Après La fleur de l'illusion, il s'agit de mon second Keigo Higashino, un auteur avec lequel j'étais décidé à renouer rapidement.
Il s'agit ici de son premier roman, écrit en 1994, un livre au concept inédit qui à mes yeux s'apparente toutefois davantage à une longue nouvelle étant donné son unité de lieu et de personnages.
Tout en ayant apprécié la subtilité et l'originalité du récit, je n'ai pas totalement adhéré. Perturbé de nouveau par la culture japonaise ? Pas toujours. D'ailleurs, il est intéressant de signaler que cette maison nichée dans les montagnes est de type occidentale, et c'est également le cas de différentes références musicales ( George Michael, Bon Jovi ) ou publicitaires ( enseigne de maroquinerie Louis Vuitton ). Par contre, le nom des personnages m'a bel et bien perturbé et je n'ai pas réussi à tous les enregistrer à l'exception de Sayaka et Yusuke. A chaque autre identité, je devais réfléchir un instant pour la resituer dans le contexte de l'histoire. Ce qui ne nuit donc aucunement à la compréhension de l'ensemble mais n'a pas constitué une démarche naturelle.

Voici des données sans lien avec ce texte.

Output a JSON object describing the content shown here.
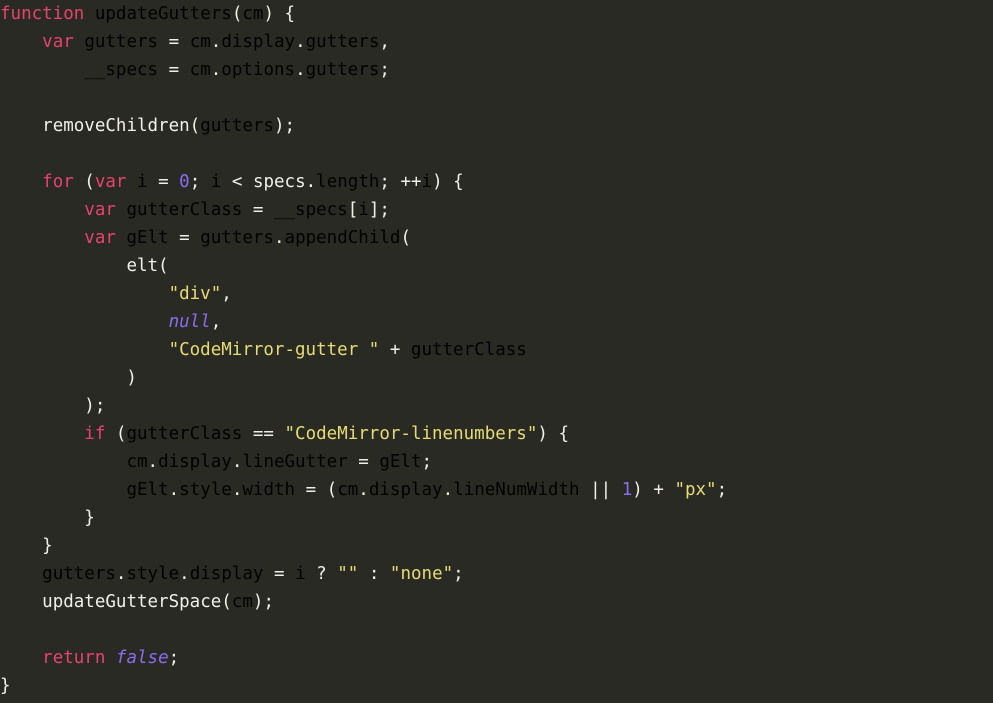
{
  "editor": {
    "background_color": "#2a2a24",
    "language": "javascript",
    "font_size_px": 17.5,
    "line_height_px": 28,
    "colors": {
      "keyword": "#e6436d",
      "definition": "#e8932a",
      "variable": "#79e0d8",
      "property": "#8cc63f",
      "string": "#e6db74",
      "atom": "#8a6cf0",
      "number": "#8a6cf0",
      "plain": "#f0f0e8"
    },
    "code_text": "function updateGutters(cm) {\n    var gutters = cm.display.gutters,\n        __specs = cm.options.gutters;\n\n    removeChildren(gutters);\n\n    for (var i = 0; i < specs.length; ++i) {\n        var gutterClass = __specs[i];\n        var gElt = gutters.appendChild(\n            elt(\n                \"div\",\n                null,\n                \"CodeMirror-gutter \" + gutterClass\n            )\n        );\n        if (gutterClass == \"CodeMirror-linenumbers\") {\n            cm.display.lineGutter = gElt;\n            gElt.style.width = (cm.display.lineNumWidth || 1) + \"px\";\n        }\n    }\n    gutters.style.display = i ? \"\" : \"none\";\n    updateGutterSpace(cm);\n\n    return false;\n}",
    "lines": [
      {
        "n": 1,
        "tokens": [
          {
            "t": "function",
            "c": "keyword"
          },
          {
            "t": " ",
            "c": "plain"
          },
          {
            "t": "updateGutters",
            "c": "definition"
          },
          {
            "t": "(",
            "c": "plain"
          },
          {
            "t": "cm",
            "c": "variable"
          },
          {
            "t": ") {",
            "c": "plain"
          }
        ]
      },
      {
        "n": 2,
        "tokens": [
          {
            "t": "    ",
            "c": "plain"
          },
          {
            "t": "var",
            "c": "keyword"
          },
          {
            "t": " ",
            "c": "plain"
          },
          {
            "t": "gutters",
            "c": "definition"
          },
          {
            "t": " = ",
            "c": "plain"
          },
          {
            "t": "cm",
            "c": "variable"
          },
          {
            "t": ".",
            "c": "plain"
          },
          {
            "t": "display",
            "c": "property"
          },
          {
            "t": ".",
            "c": "plain"
          },
          {
            "t": "gutters",
            "c": "property"
          },
          {
            "t": ",",
            "c": "plain"
          }
        ]
      },
      {
        "n": 3,
        "tokens": [
          {
            "t": "        ",
            "c": "plain"
          },
          {
            "t": "__specs",
            "c": "definition"
          },
          {
            "t": " = ",
            "c": "plain"
          },
          {
            "t": "cm",
            "c": "variable"
          },
          {
            "t": ".",
            "c": "plain"
          },
          {
            "t": "options",
            "c": "property"
          },
          {
            "t": ".",
            "c": "plain"
          },
          {
            "t": "gutters",
            "c": "property"
          },
          {
            "t": ";",
            "c": "plain"
          }
        ]
      },
      {
        "n": 4,
        "tokens": []
      },
      {
        "n": 5,
        "tokens": [
          {
            "t": "    ",
            "c": "plain"
          },
          {
            "t": "removeChildren",
            "c": "plain"
          },
          {
            "t": "(",
            "c": "plain"
          },
          {
            "t": "gutters",
            "c": "variable"
          },
          {
            "t": ");",
            "c": "plain"
          }
        ]
      },
      {
        "n": 6,
        "tokens": []
      },
      {
        "n": 7,
        "tokens": [
          {
            "t": "    ",
            "c": "plain"
          },
          {
            "t": "for",
            "c": "keyword"
          },
          {
            "t": " (",
            "c": "plain"
          },
          {
            "t": "var",
            "c": "keyword"
          },
          {
            "t": " ",
            "c": "plain"
          },
          {
            "t": "i",
            "c": "definition"
          },
          {
            "t": " = ",
            "c": "plain"
          },
          {
            "t": "0",
            "c": "number"
          },
          {
            "t": "; ",
            "c": "plain"
          },
          {
            "t": "i",
            "c": "variable"
          },
          {
            "t": " < ",
            "c": "plain"
          },
          {
            "t": "specs",
            "c": "plain"
          },
          {
            "t": ".",
            "c": "plain"
          },
          {
            "t": "length",
            "c": "property"
          },
          {
            "t": "; ++",
            "c": "plain"
          },
          {
            "t": "i",
            "c": "variable"
          },
          {
            "t": ") {",
            "c": "plain"
          }
        ]
      },
      {
        "n": 8,
        "tokens": [
          {
            "t": "        ",
            "c": "plain"
          },
          {
            "t": "var",
            "c": "keyword"
          },
          {
            "t": " ",
            "c": "plain"
          },
          {
            "t": "gutterClass",
            "c": "definition"
          },
          {
            "t": " = ",
            "c": "plain"
          },
          {
            "t": "__specs",
            "c": "variable"
          },
          {
            "t": "[",
            "c": "plain"
          },
          {
            "t": "i",
            "c": "variable"
          },
          {
            "t": "];",
            "c": "plain"
          }
        ]
      },
      {
        "n": 9,
        "tokens": [
          {
            "t": "        ",
            "c": "plain"
          },
          {
            "t": "var",
            "c": "keyword"
          },
          {
            "t": " ",
            "c": "plain"
          },
          {
            "t": "gElt",
            "c": "definition"
          },
          {
            "t": " = ",
            "c": "plain"
          },
          {
            "t": "gutters",
            "c": "variable"
          },
          {
            "t": ".",
            "c": "plain"
          },
          {
            "t": "appendChild",
            "c": "property"
          },
          {
            "t": "(",
            "c": "plain"
          }
        ]
      },
      {
        "n": 10,
        "tokens": [
          {
            "t": "            ",
            "c": "plain"
          },
          {
            "t": "elt",
            "c": "plain"
          },
          {
            "t": "(",
            "c": "plain"
          }
        ]
      },
      {
        "n": 11,
        "tokens": [
          {
            "t": "                ",
            "c": "plain"
          },
          {
            "t": "\"div\"",
            "c": "string"
          },
          {
            "t": ",",
            "c": "plain"
          }
        ]
      },
      {
        "n": 12,
        "tokens": [
          {
            "t": "                ",
            "c": "plain"
          },
          {
            "t": "null",
            "c": "atom"
          },
          {
            "t": ",",
            "c": "plain"
          }
        ]
      },
      {
        "n": 13,
        "tokens": [
          {
            "t": "                ",
            "c": "plain"
          },
          {
            "t": "\"CodeMirror-gutter \"",
            "c": "string"
          },
          {
            "t": " + ",
            "c": "plain"
          },
          {
            "t": "gutterClass",
            "c": "variable"
          }
        ]
      },
      {
        "n": 14,
        "tokens": [
          {
            "t": "            )",
            "c": "plain"
          }
        ]
      },
      {
        "n": 15,
        "tokens": [
          {
            "t": "        );",
            "c": "plain"
          }
        ]
      },
      {
        "n": 16,
        "tokens": [
          {
            "t": "        ",
            "c": "plain"
          },
          {
            "t": "if",
            "c": "keyword"
          },
          {
            "t": " (",
            "c": "plain"
          },
          {
            "t": "gutterClass",
            "c": "variable"
          },
          {
            "t": " == ",
            "c": "plain"
          },
          {
            "t": "\"CodeMirror-linenumbers\"",
            "c": "string"
          },
          {
            "t": ") {",
            "c": "plain"
          }
        ]
      },
      {
        "n": 17,
        "tokens": [
          {
            "t": "            ",
            "c": "plain"
          },
          {
            "t": "cm",
            "c": "variable"
          },
          {
            "t": ".",
            "c": "plain"
          },
          {
            "t": "display",
            "c": "property"
          },
          {
            "t": ".",
            "c": "plain"
          },
          {
            "t": "lineGutter",
            "c": "property"
          },
          {
            "t": " = ",
            "c": "plain"
          },
          {
            "t": "gElt",
            "c": "variable"
          },
          {
            "t": ";",
            "c": "plain"
          }
        ]
      },
      {
        "n": 18,
        "tokens": [
          {
            "t": "            ",
            "c": "plain"
          },
          {
            "t": "gElt",
            "c": "variable"
          },
          {
            "t": ".",
            "c": "plain"
          },
          {
            "t": "style",
            "c": "property"
          },
          {
            "t": ".",
            "c": "plain"
          },
          {
            "t": "width",
            "c": "property"
          },
          {
            "t": " = (",
            "c": "plain"
          },
          {
            "t": "cm",
            "c": "variable"
          },
          {
            "t": ".",
            "c": "plain"
          },
          {
            "t": "display",
            "c": "property"
          },
          {
            "t": ".",
            "c": "plain"
          },
          {
            "t": "lineNumWidth",
            "c": "property"
          },
          {
            "t": " || ",
            "c": "plain"
          },
          {
            "t": "1",
            "c": "number"
          },
          {
            "t": ") + ",
            "c": "plain"
          },
          {
            "t": "\"px\"",
            "c": "string"
          },
          {
            "t": ";",
            "c": "plain"
          }
        ]
      },
      {
        "n": 19,
        "tokens": [
          {
            "t": "        }",
            "c": "plain"
          }
        ]
      },
      {
        "n": 20,
        "tokens": [
          {
            "t": "    }",
            "c": "plain"
          }
        ]
      },
      {
        "n": 21,
        "tokens": [
          {
            "t": "    ",
            "c": "plain"
          },
          {
            "t": "gutters",
            "c": "variable"
          },
          {
            "t": ".",
            "c": "plain"
          },
          {
            "t": "style",
            "c": "property"
          },
          {
            "t": ".",
            "c": "plain"
          },
          {
            "t": "display",
            "c": "property"
          },
          {
            "t": " = ",
            "c": "plain"
          },
          {
            "t": "i",
            "c": "variable"
          },
          {
            "t": " ? ",
            "c": "plain"
          },
          {
            "t": "\"\"",
            "c": "string"
          },
          {
            "t": " : ",
            "c": "plain"
          },
          {
            "t": "\"none\"",
            "c": "string"
          },
          {
            "t": ";",
            "c": "plain"
          }
        ]
      },
      {
        "n": 22,
        "tokens": [
          {
            "t": "    ",
            "c": "plain"
          },
          {
            "t": "updateGutterSpace",
            "c": "plain"
          },
          {
            "t": "(",
            "c": "plain"
          },
          {
            "t": "cm",
            "c": "variable"
          },
          {
            "t": ");",
            "c": "plain"
          }
        ]
      },
      {
        "n": 23,
        "tokens": []
      },
      {
        "n": 24,
        "tokens": [
          {
            "t": "    ",
            "c": "plain"
          },
          {
            "t": "return",
            "c": "keyword"
          },
          {
            "t": " ",
            "c": "plain"
          },
          {
            "t": "false",
            "c": "atom"
          },
          {
            "t": ";",
            "c": "plain"
          }
        ]
      },
      {
        "n": 25,
        "tokens": [
          {
            "t": "}",
            "c": "plain"
          }
        ]
      }
    ]
  }
}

Et si j'aime les romans lents, celui-ci l'est vraiment beaucoup. Les ultimes révélations - pourtant très surprenantes - perdent en intensité et amenées moins en douceur elles m'auraient probablement davantage impliqué. Parce que si les informations sont distillées au compte-goutte et permettent de relancer l'intérêt de l'histoire régulièrement avec la résolution d'un élément du passé ou la naissance d'un nouveau mystère, je n'ai pas ressenti de montée d'angoisse ou de tension. La majorité des nouveaux éléments étant immédiatement analysée, ma lecture est demeurée passive et ce d'autant plus que les héros n'ont pas un charisme extraordinaire. L'aspect vaguement épistolaire avec la lecture des différents écrits retrouvés - et notamment du journal tenu par Yusuke - tient à mon avis une trop large place dans l'avancée de l'étrange enquête, que j'aurais aimé davantage diversifiée.

En résumé, un roman assez sombre, où on est surtout dans la réflexion, tout en baignant dans une atmosphère fantastique. Un livre à l'écriture pudique qui fait d'ailleurs contraste avec la gravité des sujets abordés : la violence envers les enfants mais aussi la haine familiale, le besoin de placer ses espoirs de réussite comme un legs à sa descendance, et bien sûr l'incontournable quête d'identité.
Mon second essai avec cet auteur n'est donc pas totalement transformé mais il s'agit peut-être d'une barrière culturelle qui ne m'a pas permis d'adhérer entièrement aux idées et réflexions véhiculées par un livre auquel j'ai trouvé un charme un peu désuet. Cela dit, la reconstitution progressive du mystérieux passé de cette maisonnée vaut amplement le détour et réserve quelques belles surprises.

Une lecture en somme très agréable ...
Mais qui ne laissera pas de souvenir impérissable.
Contrairement à mon château de sable.